Congress has presided explicitly or implicitly over military decisions that have cost the country dearly in lives and capital for over a decade. And neither Congress nor the Administration have owned up to the unintended consequences. The toppling of Saddam Hussein meant removal of the last symbol of secular Arab nationalism, an offset to Islamist fundamentalism, and it emboldened Shiite Iran to eye alignment with the majority Shiite sect in Iraq and become more assertive against the West. Further, the dismissal of thousands of Iraqi Baathist Party members and security forces by the American authority in Baghdad meant pandemonium after the capital was secured. There were limited competent resources to run the finance, electricity, transport, and other ministries. No one bargained for the massive American operating support required — and where was Congressional oversight?

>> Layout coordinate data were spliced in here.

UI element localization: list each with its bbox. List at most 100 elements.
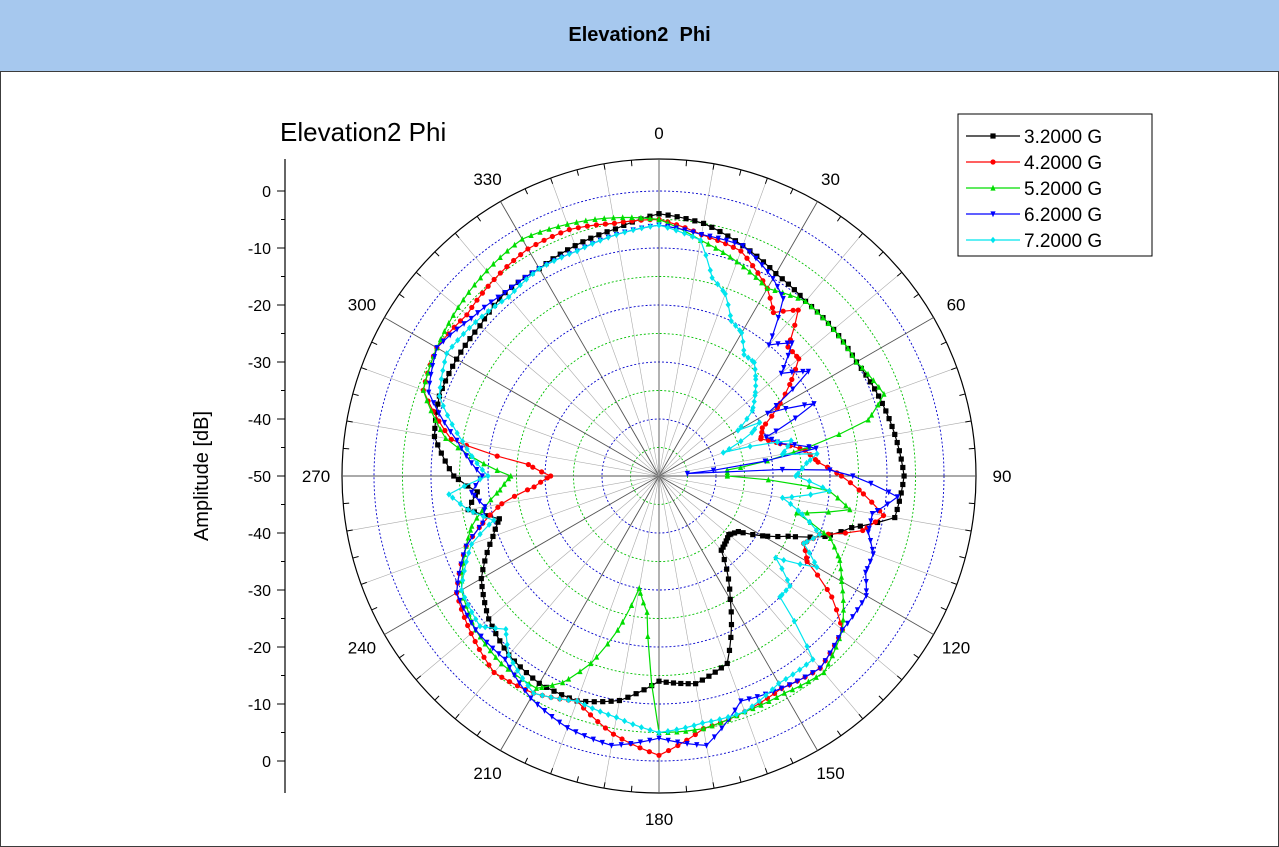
data-point xyxy=(548,473,554,479)
data-point xyxy=(557,251,563,257)
grid-spoke xyxy=(455,475,660,720)
data-point xyxy=(469,453,475,460)
data-point xyxy=(482,600,488,606)
amplitude-tick-label: -40 xyxy=(248,412,271,429)
data-point xyxy=(990,184,996,191)
data-point xyxy=(506,651,512,659)
angle-tick-label: 120 xyxy=(942,639,970,658)
data-point xyxy=(732,240,738,247)
data-point xyxy=(450,494,456,501)
data-point xyxy=(420,387,426,393)
data-point xyxy=(613,714,620,721)
angle-tick-label: 60 xyxy=(947,296,966,315)
data-point xyxy=(840,616,846,623)
data-point xyxy=(495,519,501,525)
data-point xyxy=(495,294,501,301)
boundary-tick xyxy=(454,232,460,239)
data-point xyxy=(468,620,474,626)
data-point xyxy=(792,534,799,540)
data-point xyxy=(593,222,599,228)
data-point xyxy=(502,290,508,296)
data-point xyxy=(777,400,783,406)
data-point xyxy=(728,609,734,615)
data-point xyxy=(708,718,714,725)
data-point xyxy=(461,483,467,490)
data-point xyxy=(843,502,849,509)
data-point xyxy=(589,705,595,712)
data-point xyxy=(496,651,502,658)
data-point xyxy=(829,594,835,600)
data-point xyxy=(880,512,887,519)
grid-spoke xyxy=(384,475,660,635)
data-point xyxy=(734,258,740,265)
data-point xyxy=(549,233,555,240)
data-point xyxy=(481,654,487,660)
data-point xyxy=(706,673,712,679)
boundary-tick xyxy=(878,695,884,701)
data-point xyxy=(523,276,530,283)
data-point xyxy=(728,634,734,641)
data-point xyxy=(769,686,776,693)
data-point xyxy=(497,270,503,276)
data-point xyxy=(853,358,860,365)
data-point xyxy=(637,589,644,596)
data-point xyxy=(525,461,531,468)
data-point xyxy=(565,696,572,704)
data-point xyxy=(824,586,830,593)
data-point xyxy=(493,630,499,637)
data-point xyxy=(717,719,724,726)
data-point xyxy=(531,484,537,490)
data-point xyxy=(749,357,755,365)
data-point xyxy=(769,436,775,443)
data-point xyxy=(478,633,484,640)
data-point xyxy=(838,529,844,535)
data-point xyxy=(805,368,812,375)
data-point xyxy=(479,290,486,296)
data-point xyxy=(741,347,747,354)
legend: 3.2000 G 4.2000 G 5.2000 G 6.2000 G 7.2000 G xyxy=(957,113,1153,257)
data-point xyxy=(827,535,833,541)
data-point xyxy=(539,692,545,699)
data-point xyxy=(475,310,481,316)
data-point xyxy=(501,645,507,651)
data-point xyxy=(460,296,466,303)
boundary-tick xyxy=(836,730,842,736)
data-point xyxy=(831,326,837,333)
data-point xyxy=(482,640,488,647)
grid-spoke xyxy=(361,475,660,585)
data-point xyxy=(665,212,671,218)
data-point xyxy=(735,528,741,535)
data-point xyxy=(898,456,904,462)
data-point xyxy=(675,742,681,749)
data-point xyxy=(472,329,478,335)
data-point xyxy=(506,664,513,671)
data-point xyxy=(499,674,505,680)
data-point xyxy=(779,494,786,501)
data-point xyxy=(811,401,817,407)
data-point xyxy=(581,733,588,739)
data-point xyxy=(740,263,747,270)
data-point xyxy=(458,586,465,594)
data-point xyxy=(752,366,758,373)
data-point xyxy=(863,569,869,576)
polar-grid xyxy=(341,158,977,794)
data-point xyxy=(778,291,784,298)
data-point xyxy=(665,747,672,754)
data-point xyxy=(765,533,771,539)
data-point xyxy=(767,265,773,271)
data-point xyxy=(797,560,803,568)
data-point xyxy=(720,449,726,456)
boundary-tick xyxy=(739,169,742,176)
data-point xyxy=(504,264,510,270)
data-point xyxy=(746,249,753,256)
data-point xyxy=(872,519,878,525)
boundary-tick xyxy=(371,606,378,611)
data-point xyxy=(457,500,463,508)
data-point xyxy=(460,552,467,559)
data-point xyxy=(494,467,500,473)
data-point xyxy=(492,526,498,532)
data-point xyxy=(728,621,735,628)
data-point xyxy=(815,459,821,465)
data-point xyxy=(772,287,778,293)
data-point xyxy=(647,737,653,744)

The invasion of Afghanistan also authorized by Congress resulted in an unintended U.S. presence of almost twelve years and still counting — long after Mullah Omar was sent into hiding. Moreover, the counterinsurgency model sold to the American people is yielding limited security benefits, with the specter of a resurgent al Qaeda and Afghan Taliban after the U.S. and NATO withdrawal in 2014 — when there will likely be some stability in a few population centers, with the interior still controlled by warring tribes hostile to the West. The competing and more limited counter-terrorism model, originally espoused by Vice President Joe Biden, will be the protocol after 2014 — it already is in Yemen, Somalia and other hot spots where insertion teams, precision strikes, drone attacks, and other “stand-off” methods are expected to do the job.